Le Paradis pose une difficulté particulière. L’étymologie est bien connue, « paradis » venant d’un mot persan signifiant « enclos » puis « jardin ». Le Paradis est le jardin où nous jouirons de l’intimité de Dieu, il est ce qui nous est promis si nous demeurons fidèles à l’Évangile. Nous savons que nous y serons plongés, corps et âme, dans une éternité de joie, d’amour et de vérité. Mais Jésus lui-même reste extrêmement discret sur la nature exacte de cette béatitude. Une promesse nous est faite, nous l’accueillons avec foi, et plus que pour tout le reste la foi implique ici obscurité pour l’intelligence. Avec le Paradis, il s’agit moins de regarder en face des réalités effrayantes – la mort, le Jugement, l’Enfer – que de gager sa vie sur l’invisible. Cela était difficile pour nos pères dans la foi, cela le demeure pour nous, tant il est vrai que notre manière habituelle de connaître et d’agir passe par le corps et les sens. Si nous oublions le Paradis, nous ne perdons pas grand-chose en termes de représentation du Salut mais nous perdons l’attrait pour l’invisible en tant que tel. La foi n’y survivrait pas longtemps, si du moins la définition qu’en donne l’Épître aux Hébreux contient quelque vérité : « La foi est la garantie des biens que l’on espère, la preuve des réalités qu’on ne voit pas. » (11,1)

Les fins dernières sont intérieurement reliées à la foi et à la charité, nous venons de le voir. L’Épître aux Hébreux invite à ressaisir ces Fins du point de vue de l’espérance et c’est à vrai dire la vertu théologale qui leur est la plus directement appropriée. Une chose est de croire que le Christ a sauvé le monde par la Croix. Autre chose d’espérer que, dans ce Salut, je m’y retrouve. Ce que la foi énonce en troisième personne, l’espérance le négocie en première personne, en « Je ». De part et d’autres il y a des obstacles mais ce ne sont pas les mêmes : lenteur de notre intelligence à comprendre les Saintes Écritures et le dessein de Dieu pour la foi (voir Luc 24,25) ; péchés que je commets en dépit de ma foi et qui sont autant d’obstacles pour que le Salut, auquel je crois pourtant, me soit effectivement communiqué. Si la foi donne de contempler le Salut comme un Bien, l’espérance l’appréhende, en langage thomiste, comme un Bien difficile.

Ainsi le propre de l’espérance est de déloger le sujet croyant de toute posture de domination face aux réalités du Salut. Je puis croire en Dieu et vivre comme si, en réalité, mon existence ne dépendait que de moi-même. Une telle foi est compatible avec l’espoir ou l’optimisme. Elle ne l’est pas avec l’espérance. Je ne puis espérer sans m’appuyer sur Dieu, dans la mesure où le Bien que j’espère m’est inaccessible par sa nature même. Et ce caractère inaccessible, à un moment ou à un autre, doit s’imposer à moi dans une certaine souffrance ou un climat de crise. C’est quand il n’y a plus d’espoir que l’espérance peut se lever.

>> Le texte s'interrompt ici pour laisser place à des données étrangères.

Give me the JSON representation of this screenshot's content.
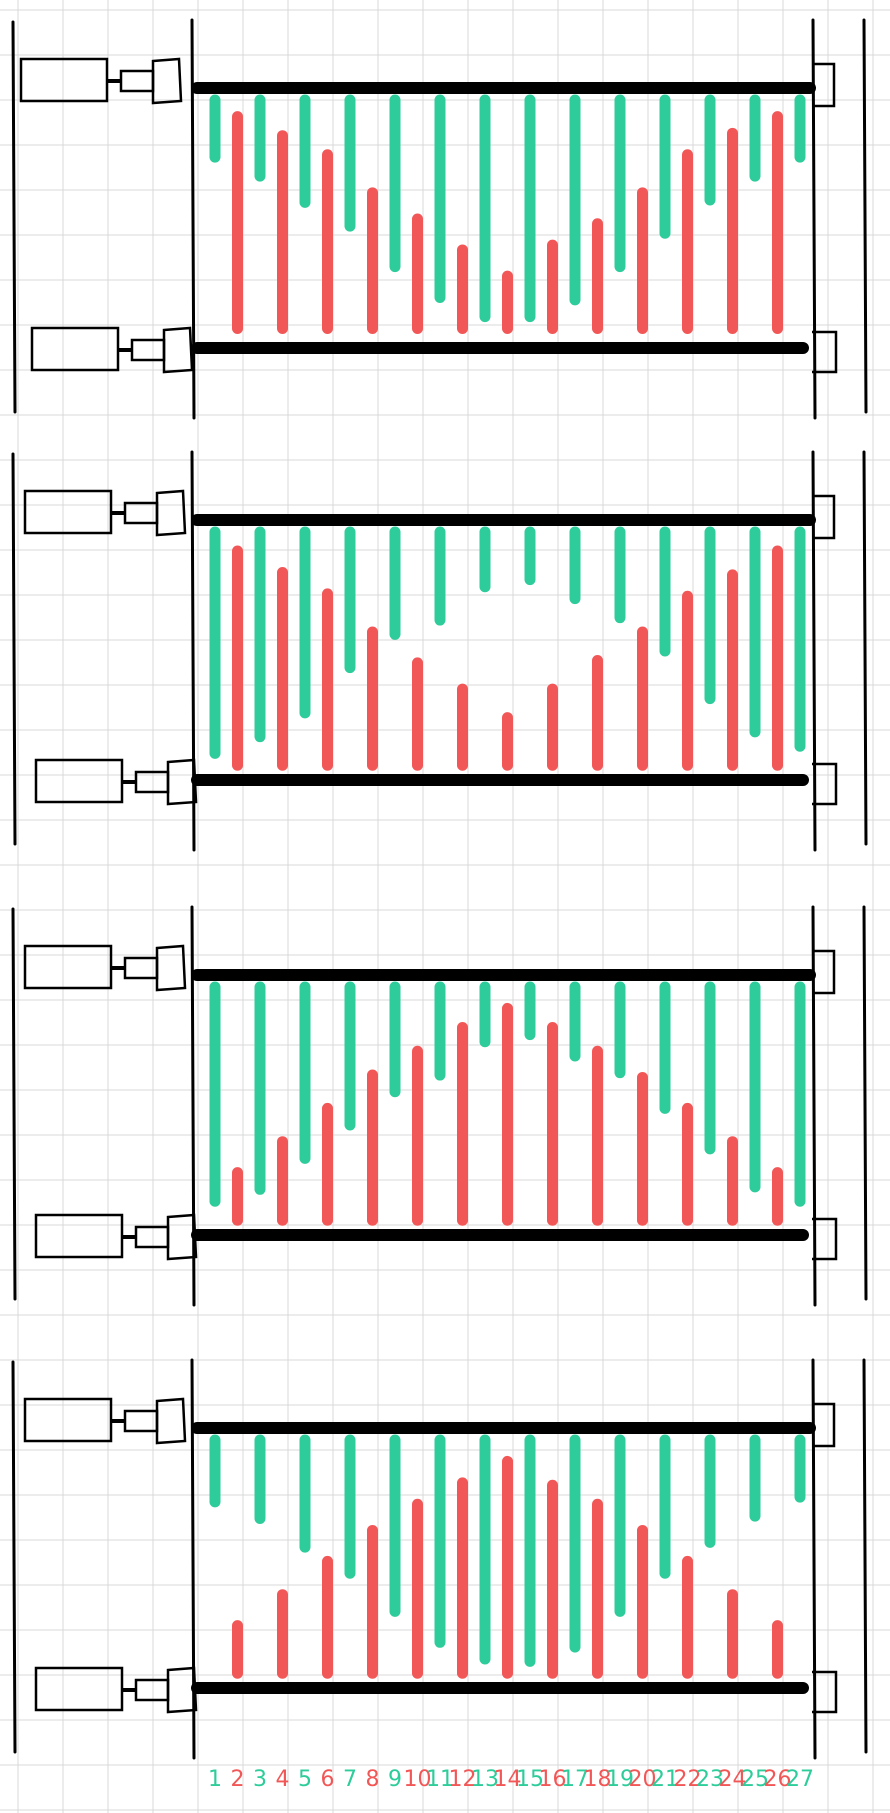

L’espérance met donc en contact avec Dieu, plus directement ou en tout cas plus existentiellement que la vertu de foi. S’appuyer sur Dieu, c’est aussi reconnaître que toutes les fins dernières – y compris l’Enfer ! – communiquent selon un mode propre l’amour de Dieu pour sa créature, c’est-à-dire Dieu lui-même.

Reprenant les fins dernières dans la perspective de l’espérance, on comprend mieux quel risque fait courir leur oubli dans la prédication et la vie chrétiennes : celui de réduire le christianisme à un humanisme idéologique ou un messianisme politique qui, tout en gardant un vocabulaire traditionnel, le videraient de tout contenu spirituel parce qu’il n’y aurait plus nécessité de s’appuyer sur Dieu pour atteindre Dieu.

Article paru dans Communio 2018/6 (N° 260), pages 7 à 16.